Which Type of Asset are Short-term Economic Resources?
Short-term assets or securities in investments refer to assets that are held for less than one year. Current assets refers to a short-term asset, which means, expected to be converted into cash in less than one year, or a liability, coming due in less than one year. Both accounts receivable and inventory balances are current assets. Short-term or current assets are applicable when calculating several important financial ratios, such as the current ratio, turnover ratio, and measuring the liquidity of a company.
How Do Assets Function?
Assets create or preserve wealth, which make them very important to both individuals and companies.
Why do we Use Assets?
We use assets because they are an easy way to create cash flow. Assets help to generate revenue and can increase your business’ value. You can use them to lower your tax bill and increase the efficiency of your business.
How Can You Tell If Something Is an Asset?
There are three categories to help you to classify assets in business:
- Convertibility: you can classify your assets based on how easy it is to convert them into cash.
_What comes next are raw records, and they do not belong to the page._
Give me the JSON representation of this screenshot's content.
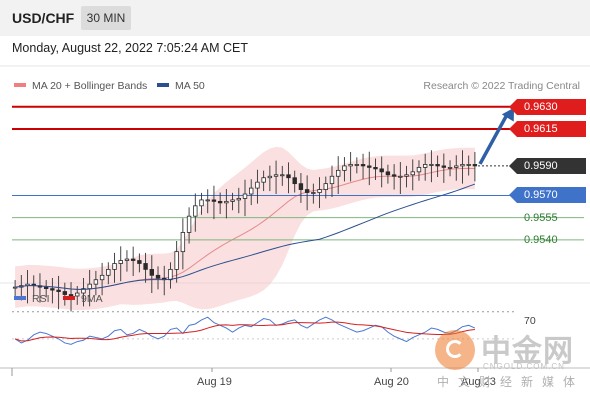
{
  "header": {
    "pair": "USD/CHF",
    "timeframe": "30 MIN"
  },
  "date": "Monday, August 22, 2022 7:05:24 AM CET",
  "legend": [
    {
      "label": "MA 20 + Bollinger Bands",
      "color": "#f08080"
    },
    {
      "label": "MA 50",
      "color": "#2b4f8f"
    }
  ],
  "credit": "Research © 2022 Trading Central",
  "levels": [
    {
      "value": "0.9630",
      "style": "flag",
      "color": "#e01d1d",
      "line": "#cc0000",
      "price": 0.963
    },
    {
      "value": "0.9615",
      "style": "flag",
      "color": "#e01d1d",
      "line": "#cc0000",
      "price": 0.9615
    },
    {
      "value": "0.9590",
      "style": "flag",
      "color": "#333333",
      "line": "#333333",
      "price": 0.959
    },
    {
      "value": "0.9570",
      "style": "flag",
      "color": "#3f73c9",
      "line": "#3f73c9",
      "price": 0.957
    },
    {
      "value": "0.9555",
      "style": "plain",
      "color": "#2e7d32",
      "line": "#7fb77e",
      "price": 0.9555
    },
    {
      "value": "0.9540",
      "style": "plain",
      "color": "#2e7d32",
      "line": "#7fb77e",
      "price": 0.954
    }
  ],
  "rsi_legend": [
    {
      "label": "RSI",
      "color": "#4a78d0"
    },
    {
      "label": "9MA",
      "color": "#d42020"
    }
  ],
  "rsi_level": "70",
  "x_ticks": [
    "Aug 19",
    "Aug 20",
    "Aug 23"
  ],
  "watermark": {
    "brand": "中金网",
    "url": "CNGOLD.COM.CN",
    "tagline": "中文财经新媒体"
  },
  "chart_data": {
    "type": "candlestick",
    "symbol": "USD/CHF",
    "interval": "30 MIN",
    "ylim": [
      0.9525,
      0.964
    ],
    "close_series": [
      0.9508,
      0.9509,
      0.951,
      0.9509,
      0.9508,
      0.9507,
      0.9506,
      0.9505,
      0.9503,
      0.9502,
      0.9504,
      0.9507,
      0.951,
      0.9513,
      0.9516,
      0.952,
      0.9524,
      0.9526,
      0.9527,
      0.9526,
      0.9524,
      0.952,
      0.9516,
      0.9514,
      0.9513,
      0.952,
      0.9532,
      0.9545,
      0.9556,
      0.9563,
      0.9567,
      0.9567,
      0.9566,
      0.9565,
      0.9566,
      0.9567,
      0.9568,
      0.9571,
      0.9575,
      0.9579,
      0.9582,
      0.9583,
      0.9584,
      0.9584,
      0.9582,
      0.9578,
      0.9574,
      0.9572,
      0.9572,
      0.9574,
      0.9578,
      0.9583,
      0.9587,
      0.959,
      0.9591,
      0.9591,
      0.959,
      0.9589,
      0.9588,
      0.9586,
      0.9584,
      0.9583,
      0.9583,
      0.9584,
      0.9586,
      0.9589,
      0.9591,
      0.9591,
      0.959,
      0.9589,
      0.9589,
      0.959,
      0.9591,
      0.9591,
      0.959
    ],
    "rsi_series": [
      50,
      47,
      49,
      53,
      55,
      54,
      52,
      50,
      47,
      46,
      48,
      49,
      52,
      51,
      50,
      52,
      56,
      57,
      53,
      54,
      57,
      55,
      52,
      50,
      52,
      57,
      58,
      54,
      60,
      61,
      64,
      66,
      62,
      60,
      58,
      55,
      58,
      60,
      59,
      62,
      65,
      64,
      60,
      61,
      63,
      64,
      60,
      58,
      61,
      64,
      66,
      64,
      61,
      59,
      57,
      55,
      56,
      58,
      60,
      59,
      55,
      52,
      50,
      48,
      51,
      53,
      55,
      58,
      57,
      55,
      54,
      56,
      59,
      60,
      58
    ],
    "projection": {
      "from": 0.959,
      "to": 0.963
    }
  }
}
- Physical existence: classifying assets based on their physical existence as tangible or intangible assets.
- Usage: this category allows you to classify assets based on how they are utilized in your operation.
Why is Asset Classification Important in Business?
It is important to classify assets in the financial statement properly. Otherwise, the financial statement may be misleading. It will result in an incorrect representation of working capital. Asset classification is necessary to understand which assets help in revenue generation and which do not contribute. It also helps to identify the solvency of a business.
What Exactly is an Asset According to IFRS?
The International Financial Reporting Standards (IFRS) state that an asset is, “a present economic resource controlled by the entity as a result of past events.”
What Is the Connection Between Assets, Liabilities, and Equity?
Assets, liabilities, and equity are accounting data that are important as they help show the financial position of a person, business, or other organizations. Assets are things that you own that have a dollar value. Liabilities are the debts you owe. Equity are the differences between the total assets and liabilities. They also share a relation where the three of them can make an equation such as assets – liabilities = equity.
What we own | What we owe |
Assets
A piece of equipment value $100,000 |
Liabilities
–What we owe to creditors –Such as a bank loan for $80,000 Equity –What we owe to shareholders –Such as a certificate of ownership for $20,000 |
What is the Role of Financial Assets?
Financial asset is a liquid asset that gets its value from a contractual right or ownership claim. Cash, stocks, bonds, mutual funds, and bank deposits are all examples of financial assets. Their value reflects factors of supply and demand in the marketplace in which they trade.
Financial assets help the flow of money. They transfer funds from people who have excess funds to those who need funds, whether that be individuals, companies, or even the government. Financial assets are a promise or claim on future cash.
Is Labor a Valuable Asset?
Labor can be considered a valuable asset depending on the perspective. Labor expenses appear on the balance sheet as well as an item on the profit and loss statement. Labor falls under a current liability account, a work in progress and as a capitalized expense.
Wages payable are the current liability account that holds salaries waiting to be paid, usually at the end of the month. Employees’ salaries are labor costs that must be considered as a part of the raw materials’ transformation. The labor costs are included as part of the inventory asset on the balance sheet in an account called Works in Progress.
Capitalized labor expenses is an independent concept from works in progress and wage payable. Capitalized labor refers to the way in which labor that produces long-term assets can be capitalized on the balance sheet, meaning the current period’s book record of labor is only a portion of the total value created in the current period.